欧羅巴風の優美な曲線では無く、角ばった意匠が特徴的だ。角度が有ると言っても攻撃的な感じでは無く、見る者に安心感を与える稀有な設計だった。大谷石がふんだんに使われて居るのも大理石を見慣れた自分から見れば新鮮な感じがする。二人して眺めてから、三條が教えて呉れた控え室と思しき部屋に向かう、丁度従業員が通りかかったので確認する。三條の教示だけでは心許無かった。間違って入ってしまうと失礼だ。
「左様で御座います」
従業員は紙片も見ずに即答した。この辺りが帝都のみならず日本一のホテルである事を彷彿とさせる。
控え室は二人がゆったりと過ごせる程度の大きさだった。
「緊張はしていないか」
社交界に度々出ていた自分とは違い、片桐は余りこういう場所には慣れて居ない。以前片桐の屋敷で見た、手の震えなどは出て居ないが内心はどう思っているのかは分からない。
「……実は……緊張している。主賓など初めての事だから」
自分も主賓は初めてだったが、それを言って片桐に余計な精神的負担を掛けさせる積りは無かった。
「緊張しないための御まじないだ」
そう言って、微かに汗ばんでいる掌を自分の掌と合わせた後、彼の唇に触れる。次第に深く成る口付けに、片桐は、左手でネクタイを緩めてシャツの釦を外していく。
鎖骨が見える程にシャツをはだけた。意味して居る事は分かるので紅く染まった其処を強く吸った。片桐が満足そうな吐息を吐いて握り合った掌の力が強く成る。
「失礼致します」
丁重さに溢れた声色だったが、今は状況が悪い。時間稼ぎの意味を持たせて返答する。片桐には早く服装を整えろという視線を送った。
「どなたですか」
「当ホテルの支配人を勤めさせて戴いて居ります島田と申します。ご挨拶に参上致しました」
「申し訳有りませんが少し待って戴けますか」
片桐の様子を見ながら返答する。
「勿論で御座います」
片桐が大丈夫だという視線を送って来たので、待たせるのも気の毒だと思い入室を許可した。
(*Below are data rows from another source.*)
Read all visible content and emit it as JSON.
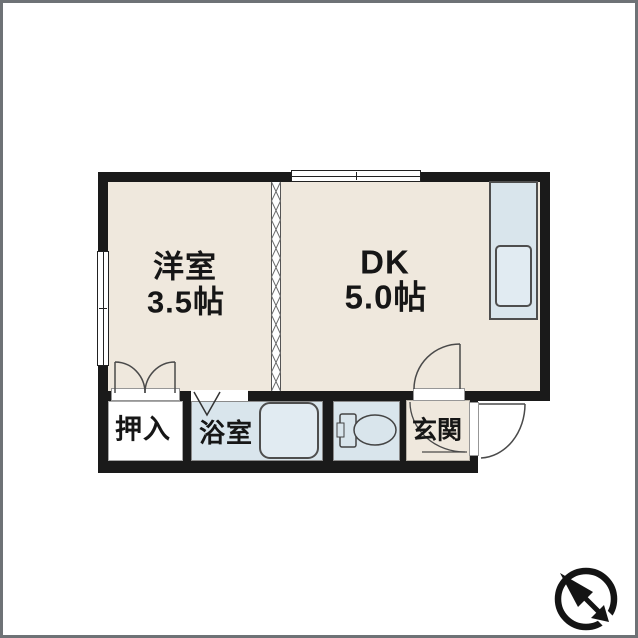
{
  "plan": {
    "rooms": {
      "western": {
        "name": "洋室",
        "size": "3.5帖"
      },
      "dk": {
        "name": "DK",
        "size": "5.0帖"
      },
      "closet": {
        "name": "押入"
      },
      "bathroom": {
        "name": "浴室"
      },
      "entrance": {
        "name": "玄関"
      }
    },
    "fixtures": {
      "kitchen_counter": "kitchen-counter-with-sink",
      "bathtub": "bathtub",
      "toilet": "toilet"
    },
    "compass": "north-arrow-pointing-upper-left"
  },
  "colors": {
    "wall": "#1a1a1a",
    "room_fill": "#efe8dd",
    "wet_fill": "#d9e5ec",
    "tub_fill": "#e1ebf2",
    "frame": "#6e7276",
    "line": "#4a4a4a"
  }
}
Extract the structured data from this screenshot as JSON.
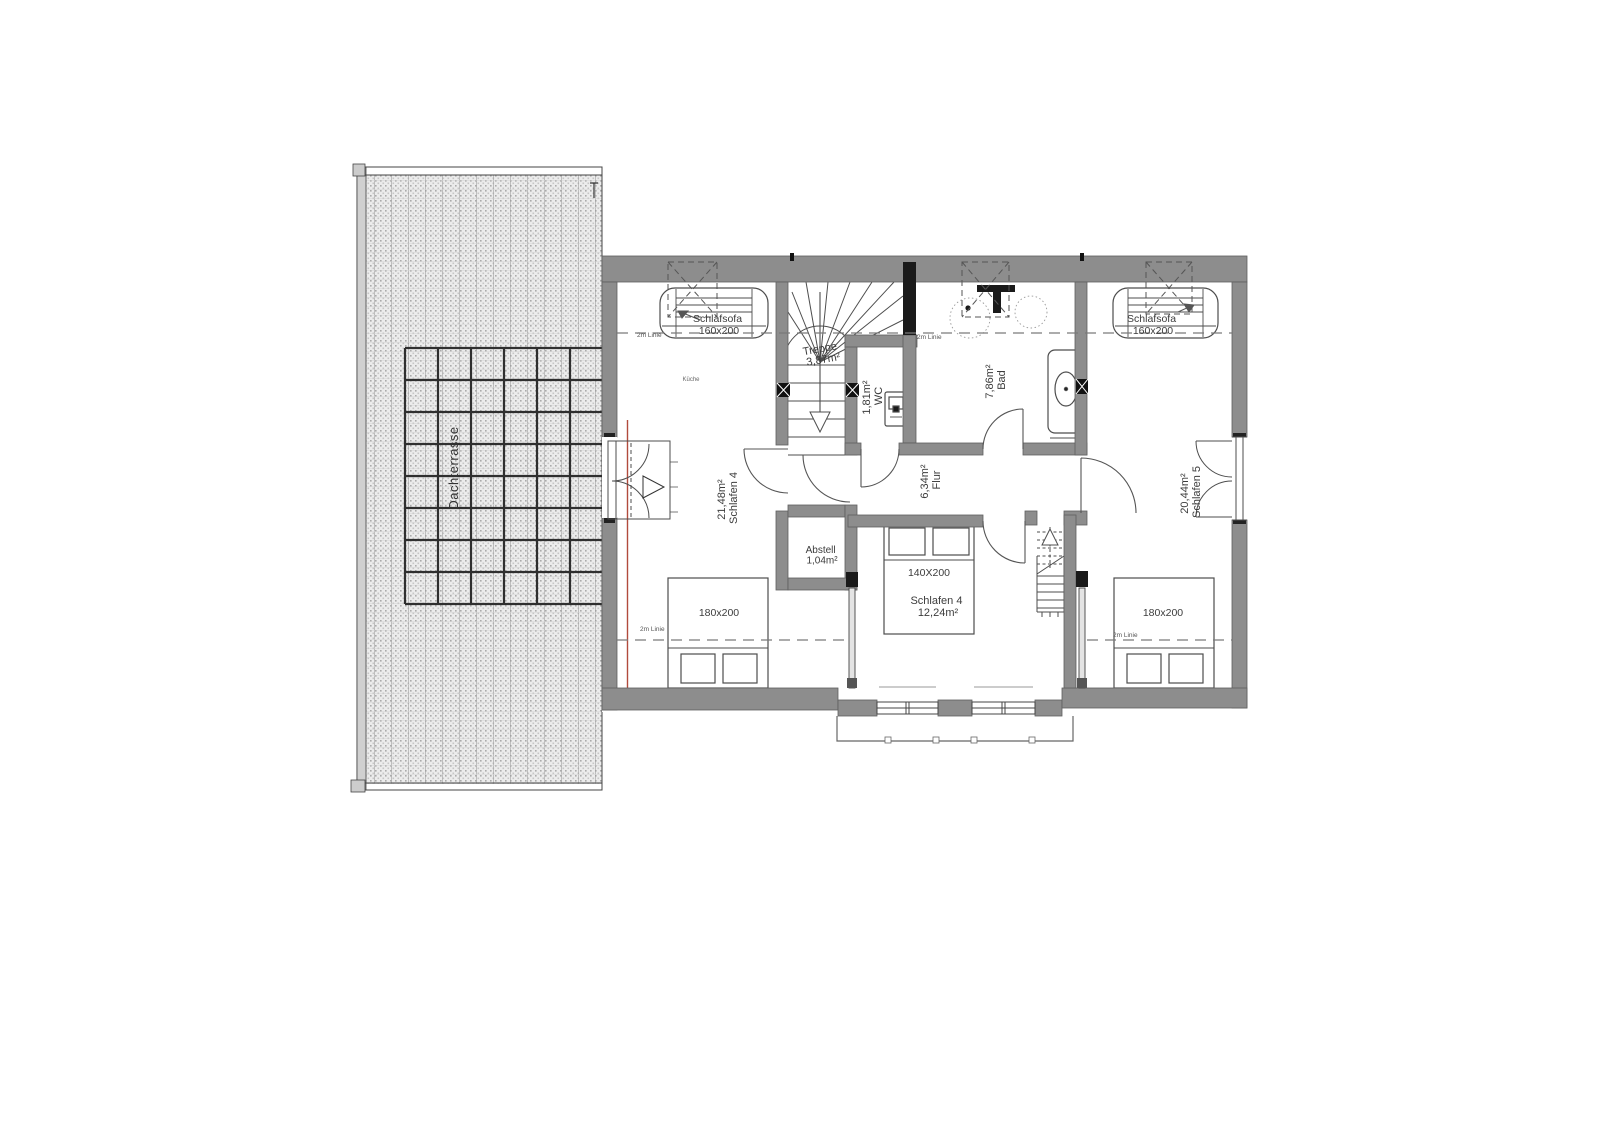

島田支配人はホテルの従業員らしい慇懃かつ親切そうな男だった。
「当ホテルをお使い下さいまして誠に有り難く存じます。バンケットルームは殆どのお客様がお集まりで御座いますのでその件をお知らせに参りました」
片桐と自分を交互に見て暗にバンケット・ルームへと誘う様な台詞だった。
そう言って、少し言葉を選ぶように口を閉ざした後、事務的な口調で言った。